Psikoterapiye başlamam gerektiğini nasıl anlarım?
Bu oldukça göreceli bir konu aslında. Kimisi herhangi bir patalojik (hastalığa dair) belirtisi yokken de terapiye gelmek ve kendisini daha derinlemesine keşfetmek isteyebilir. Kimi insan ise ruh dünyası neredeyse çöküşün eşiğinde olmasına rağmen gelmesine gerek olmadığını söyleyebilir. Yelpaze oldukça geniş yani anlayacağınız? Yine de birkaç kriterden söz etmekte fayda var. Hastalık belirtileri aslında bir yanıyla terapiye başlamanında belirtisi olabilir. Çünkü bir belirtiden söz ediyorsak burada bir problem var demektir. Bir su sızıntısı bir su kaynağını göstereceği gibi panik atak gibi bir belirti ruhsallıkta bir sorun olduğu anlamına gelir. Bu nedenle sizi duygusal olarak olumsuz etkileyen, günlük yaşantınıza ve işlevselliğinize zarar veren, ilişkilerinize zarar veren herhangi bir belirti veya hastalık artık psikoterapiye gelmeniz gerektiğinin sinyallerini veriyordur.
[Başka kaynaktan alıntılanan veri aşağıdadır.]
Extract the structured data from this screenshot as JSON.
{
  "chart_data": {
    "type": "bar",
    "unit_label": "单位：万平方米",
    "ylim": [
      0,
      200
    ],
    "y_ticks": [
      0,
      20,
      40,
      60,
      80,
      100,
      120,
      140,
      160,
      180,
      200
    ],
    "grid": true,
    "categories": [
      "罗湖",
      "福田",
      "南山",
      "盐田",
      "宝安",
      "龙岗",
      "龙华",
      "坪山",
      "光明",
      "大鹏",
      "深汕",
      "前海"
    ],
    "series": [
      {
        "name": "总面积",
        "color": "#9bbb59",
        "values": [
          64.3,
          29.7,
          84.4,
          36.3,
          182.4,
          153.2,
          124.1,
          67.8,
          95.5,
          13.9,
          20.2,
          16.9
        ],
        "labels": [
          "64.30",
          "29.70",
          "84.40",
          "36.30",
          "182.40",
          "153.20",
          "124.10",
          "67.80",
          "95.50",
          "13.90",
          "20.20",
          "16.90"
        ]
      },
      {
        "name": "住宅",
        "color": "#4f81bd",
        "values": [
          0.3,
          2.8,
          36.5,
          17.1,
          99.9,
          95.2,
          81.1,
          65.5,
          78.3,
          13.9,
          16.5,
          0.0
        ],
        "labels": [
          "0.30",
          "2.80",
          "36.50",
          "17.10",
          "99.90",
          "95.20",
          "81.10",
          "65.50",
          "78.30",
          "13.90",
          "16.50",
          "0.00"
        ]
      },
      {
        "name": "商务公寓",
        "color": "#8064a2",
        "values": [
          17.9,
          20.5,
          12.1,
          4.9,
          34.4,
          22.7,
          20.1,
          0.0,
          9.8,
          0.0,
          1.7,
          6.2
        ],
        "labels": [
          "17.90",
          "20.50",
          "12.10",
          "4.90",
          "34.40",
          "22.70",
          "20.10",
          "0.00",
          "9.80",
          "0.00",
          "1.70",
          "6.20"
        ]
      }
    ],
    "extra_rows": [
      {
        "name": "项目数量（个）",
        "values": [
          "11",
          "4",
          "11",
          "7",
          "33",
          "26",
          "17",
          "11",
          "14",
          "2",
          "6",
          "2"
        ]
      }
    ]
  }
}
Bir gün diş doktorum bana bize ne kadar geç gelirseniz o kadar zor tedavi olursunuz demişti. Bizde de durum böyle işliyor bir bakıma. Belirti ortaya çıkmışsa bir şeyler için zaten geç kalınmış demektir. Artık bir hastalıktan söz ediyoruz çünkü. Belirti ve hastalık ise diş doktorumun dediği gibi daha zor tedavi edilebilen durumlar. Bu hem bizi daha çok zorluyor terapistler olarak hem de sizi. Bu nedenle belirtileri beklemek zorunda da değiliz. Hayat bir belirtiden veya hastalıktan muzdarip olmasak bile üzerine detaylı düşünmeye, nasıl yaşanması, ne uğruna ölünmesi gerektiği konusunda kafa patlatmaya değecek kadar kıymetli bence. Sadece bu bile psikoterapiye başlamak için güzel bir neden.
Seans odasında neler oluyor?
Seans odasında hasta ve terapist karşılıklı bir şekilde koltuklarına oturur ve hastanın problemleri hakkında konuşmaya başlarlar. Hasta problemlerinden, hayat öyküsünden, bugünden ve dünden bahsetmeye başlar. Genellikle hastanın kafası karışıktır ve bugün neden kötü olduğunu açıklamakta zorlanıyordur. Karşılıklı konuşma ve kurulan terapötik ilişki (bağ) sayesinde hasta yaşadıklarını anlamlandırmaya ve bugün yaşadığı problemleri çözümlemeye başlar.
Hastanın hayat hikayesinden bahsettikçe terapist hastayı ve çevresindekileri tanımaya başlar. Etrafındaki insanlarla kurduğu ilişkileri ve çocukluk dönemi yaşantılarını anlamaya başlayan terapist uygun zamanlarda bunları hastasıyla paylaşır. Bu hastanın da kendisini yakından tanımasına ve bilinçdışı olarak onun hayatını yöneten içsel kuvvetleri anlamasına olanak tanır. Keşif süreci derinleştikçe iyileşmede o nispette ilerler.